Question

The zeros of a quadrtic function are located at (3, 0) and (-4, 0). Which product shows the linear factors of this function's equation?

(x + 3)(x + 4)
(x - 3)(x + 4)
(x - 3)(x - 4)
(x + 3)(x - 4)

Answer 1

The linear factors of the quadratic function's equation are (x - 3)(x + 4).

Step-by-step explanation:

The zeros of a quadratic function indicate the values of x for which the function equals zero. In this case, the zeros are located at (3, 0) and (-4, 0). The product that shows the linear factors of this function's equation is (x - 3)(x + 4). This is because the linear factors are derived from the zeros as (x - 3) and (x + 4), where adding the zeros gives the opposite sign in each factor.

Answer 2

This one is pretty simple. You have to look at the zeros given to you and you just have to plug it in for X. For the first function, (X+3(X+4), you replace the Xs so it would look something like this. (3+3)(-4+4).
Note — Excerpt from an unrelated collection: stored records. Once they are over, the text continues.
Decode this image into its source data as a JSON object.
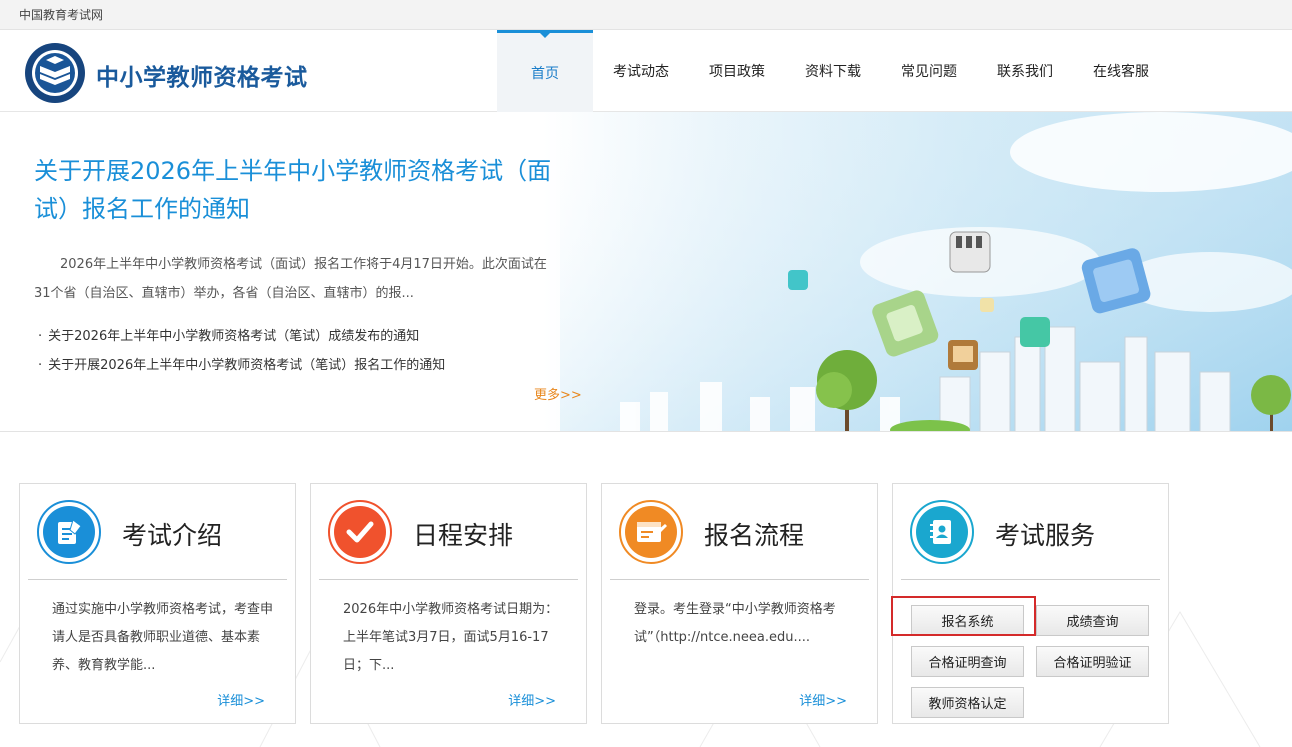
{
  "topbar": {
    "site_name": "中国教育考试网"
  },
  "header": {
    "brand": "中小学教师资格考试",
    "nav": [
      {
        "label": "首页",
        "active": true
      },
      {
        "label": "考试动态"
      },
      {
        "label": "项目政策"
      },
      {
        "label": "资料下载"
      },
      {
        "label": "常见问题"
      },
      {
        "label": "联系我们"
      },
      {
        "label": "在线客服"
      }
    ]
  },
  "banner": {
    "title": "关于开展2026年上半年中小学教师资格考试（面试）报名工作的通知",
    "desc": "2026年上半年中小学教师资格考试（面试）报名工作将于4月17日开始。此次面试在31个省（自治区、直辖市）举办，各省（自治区、直辖市）的报...",
    "list": [
      "关于2026年上半年中小学教师资格考试（笔试）成绩发布的通知",
      "关于开展2026年上半年中小学教师资格考试（笔试）报名工作的通知"
    ],
    "more": "更多>>"
  },
  "cards": [
    {
      "title": "考试介绍",
      "text": "通过实施中小学教师资格考试，考查申请人是否具备教师职业道德、基本素养、教育教学能...",
      "link": "详细>>",
      "color": "#1a8fd8"
    },
    {
      "title": "日程安排",
      "text": "2026年中小学教师资格考试日期为：上半年笔试3月7日，面试5月16-17日；下...",
      "link": "详细>>",
      "color": "#f0522d"
    },
    {
      "title": "报名流程",
      "text": "登录。考生登录“中小学教师资格考试”（http://ntce.neea.edu....",
      "link": "详细>>",
      "color": "#f08a24"
    },
    {
      "title": "考试服务",
      "color": "#1aa7cf",
      "buttons": [
        "报名系统",
        "成绩查询",
        "合格证明查询",
        "合格证明验证",
        "教师资格认定"
      ]
    }
  ],
  "icons": {
    "card1": "document-pen-icon",
    "card2": "checkmark-icon",
    "card3": "registration-form-icon",
    "card4": "contact-book-icon"
  }
}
When you solve for both of these you will get 6 and 0. Because they both do not equal out to zero, this function does not work. If you do that to the rest of the functions, you will find that (X-3)(X+4) will equal out to 0 for both. You then know that this is the function. You can make sure that that is the correct answer by plugging the zeros into the other functions as well. If you do so, you will find that the other functions do not work.